VII

Fuimos saliendo todos de aquel estudio al otro que estaba más abajo y era más oscuro; descendimos las escaleras a tientas, cruzamos el portal, en donde parecía que se habían reunido todos los vientos y salimos a la calle. La inglesa encargó en el bar el café para la pintora, y después tomamos todos el Metropolitano en una estación próxima.

Pude observar en el vagón a mis nuevos conocidos. El señor Roberts, de negro, la barba blanca, el pelo entrecano, el sombrero blando y una esclavina oscura, presumía, evidentemente, de artista. Su hija, la señorita archivera, Susana, que, al parecer, sentía gran cariño por su padre, le oía con mucha atención. Tenía ésta los ojos azules verdosos, la cara muy sonriente, amable y expresiva; el pelo rubio, ligero, y el aire un poco delicado y frágil. Yo la contemplaba con admiración. La arquitecta y la señorita china hablaban animadamente. Andrea, la rumana, la que estudiaba Química, discutía con Till Fortuner.

En esto sucedió un pequeño incidente, que a mí me pareció algo ridículo. Una mosca se había colocado en el hombro de la hija del pintor.

El señor Roberts, que llevaba un periódico en el bolsillo, lo cogió, lo dobló con cuidado y quiso matar la mosca dándole un golpe certero. La mosca escapó, y el señor Roberts fue persiguiéndola con ansiedad, lo que hizo reír a todos y dejó un tanto confundida y avergonzada a su hija Susana.

—Usted diría —saltó la china con cierto humor, dirigiéndose a la arquitecta inglesa— que a los chinos no nos dan miedo las moscas y que hasta las comemos.

—¿Se ha incomodado usted por eso que he dicho de las ratas?

—¡Oh, no! Ya sé yo que los pueblos no se conocerán nunca unos a otros. Si ustedes fueran a China oirían decir de los europeos cosas parecidas.

Con la persecución de la mosca, un hombre que iba en el vagón, con aire un poco brutal y vestido de una manera presuntuosa, dijo algo a otro y se rió de la maniobra del pintor de una manera impertinente y descarada.

El señor Roberts, al notario, enrojeció, y exclamó con cierta cólera:

—Este burgués parisiense, ¡qué bruto es! Se cree ingenioso, y es una mula. Se cree práctico, y es, sencillamente, estúpido. Tiene las ideas prácticamente necias; la cara, la sonrisa, el sombrero, el traje, las botas, el impermeable, todo es vulgar e imbécil.

Susana se había levantado rápidamente y se puso de manera que el hombre que había reído no viera ni oyera a su padre.

El hombre se marchó, en la estación de Alésia, hablando alto, bromeando y señalando al que le acompañaba, con el dedo, una mosca en el techo del vagón.

Al llegar a la Puerta de Orleáns salimos todos.
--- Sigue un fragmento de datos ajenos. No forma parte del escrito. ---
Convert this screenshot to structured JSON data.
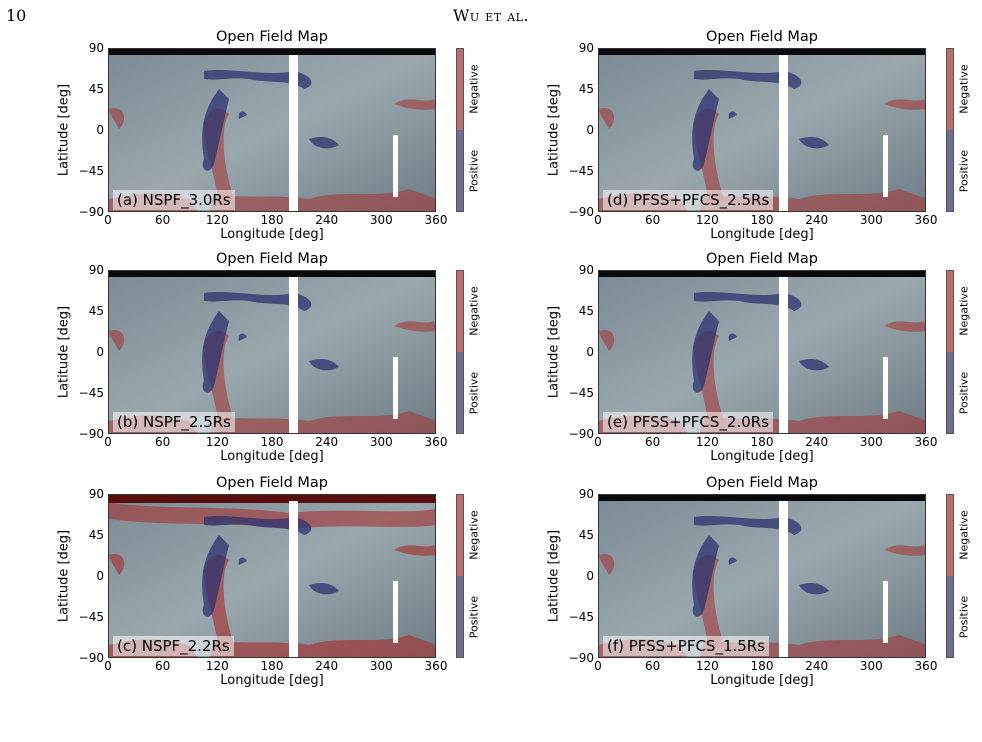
{
  "header": {
    "page_number": "10",
    "running_head": "Wu et al."
  },
  "figure": {
    "yticks": [
      "90",
      "45",
      "0",
      "−45",
      "−90"
    ],
    "xticks": [
      "0",
      "60",
      "120",
      "180",
      "240",
      "300",
      "360"
    ],
    "xlabel": "Longitude [deg]",
    "ylabel": "Latitude [deg]",
    "colorbar": {
      "top_label": "Negative",
      "bottom_label": "Positive",
      "negative_color": "#b96f6f",
      "positive_color": "#6f6f96"
    },
    "panels": [
      {
        "title": "Open Field Map",
        "label": "(a) NSPF_3.0Rs"
      },
      {
        "title": "Open Field Map",
        "label": "(d) PFSS+PFCS_2.5Rs"
      },
      {
        "title": "Open Field Map",
        "label": "(b) NSPF_2.5Rs"
      },
      {
        "title": "Open Field Map",
        "label": "(e) PFSS+PFCS_2.0Rs"
      },
      {
        "title": "Open Field Map",
        "label": "(c) NSPF_2.2Rs"
      },
      {
        "title": "Open Field Map",
        "label": "(f) PFSS+PFCS_1.5Rs"
      }
    ]
  }
}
La inglesa, la china y la rumana vivían en el pabellón de los Estados Unidos, en la Ciudad Universitaria. Fuimos juntos los demás hasta dejarlas a la puerta de su residencia.
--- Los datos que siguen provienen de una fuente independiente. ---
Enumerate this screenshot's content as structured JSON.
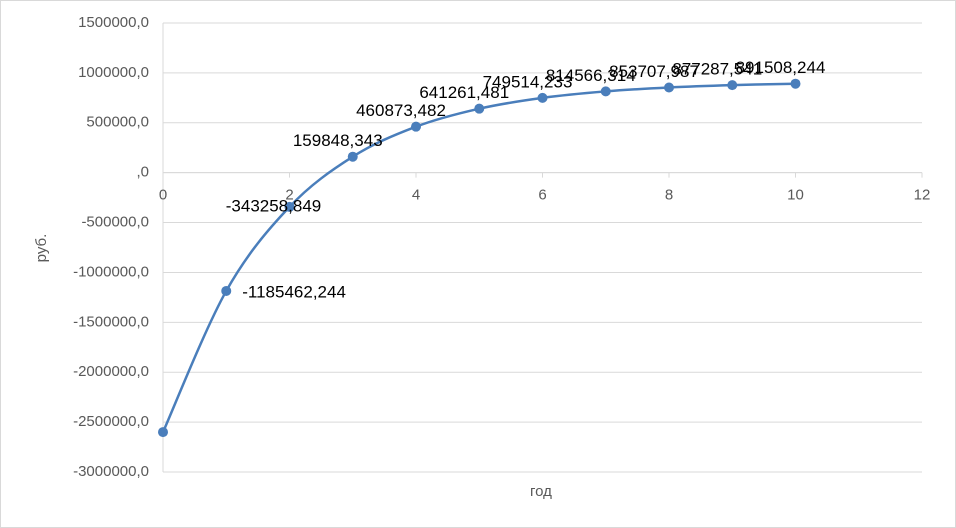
{
  "chart_data": {
    "type": "line",
    "smooth": true,
    "x_label": "год",
    "y_label": "руб.",
    "x": [
      0,
      1,
      2,
      3,
      4,
      5,
      6,
      7,
      8,
      9,
      10
    ],
    "series": [
      {
        "color": "#4a7ebb",
        "values": [
          -2600000,
          -1185462.244,
          -343258.849,
          159848.343,
          460873.482,
          641261.481,
          749514.233,
          814566.314,
          853707.987,
          877287.541,
          891508.244
        ],
        "value_labels": [
          null,
          "-1185462,244",
          "-343258,849",
          "159848,343",
          "460873,482",
          "641261,481",
          "749514,233",
          "814566,314",
          "853707,987",
          "877287,541",
          "891508,244"
        ]
      }
    ],
    "xlim": [
      0,
      12
    ],
    "xticks": [
      0,
      2,
      4,
      6,
      8,
      10,
      12
    ],
    "ylim": [
      -3000000,
      1500000
    ],
    "yticks": [
      {
        "value": -3000000,
        "label": "-3000000,0"
      },
      {
        "value": -2500000,
        "label": "-2500000,0"
      },
      {
        "value": -2000000,
        "label": "-2000000,0"
      },
      {
        "value": -1500000,
        "label": "-1500000,0"
      },
      {
        "value": -1000000,
        "label": "-1000000,0"
      },
      {
        "value": -500000,
        "label": "-500000,0"
      },
      {
        "value": 0,
        "label": ",0"
      },
      {
        "value": 500000,
        "label": "500000,0"
      },
      {
        "value": 1000000,
        "label": "1000000,0"
      },
      {
        "value": 1500000,
        "label": "1500000,0"
      }
    ],
    "grid": true
  }
}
—Y usted, ¿dónde vive? —me preguntó el señor Roberts.

—Yo, en la calle de la Tombe-Issoire.

—¿Y usted? —le preguntó a Till.

—Yo, en la calle de la Vía Verde.

—Vivimos todos cerca. Yo tengo un hotelito en la calle de los Artistas, cerca del parque de Montsouris.

—Pues los acompañaremos a ustedes —dijimos Till y yo.

Yo pude hablar un rato con Susana, que era lo que deseaba. Ella me preguntó noticias acerca de los sucesos de España. Sabía algo de español, lo había estudiado en la Universidad, y, como conocía el latín, podía traducir sin grandes dificultades.

Llegamos los cuatro a la calle de los Artistas, calle corta, estrecha y en cuesta, formada por casas pequeñas y con una escalera de piedra que bajaba a la avenida del Parque. Till y yo nos despedimos del señor Roberts y de su hija, y volvimos hacia nuestras casas respectivas charlando de la gente que habíamos conocido aquella noche.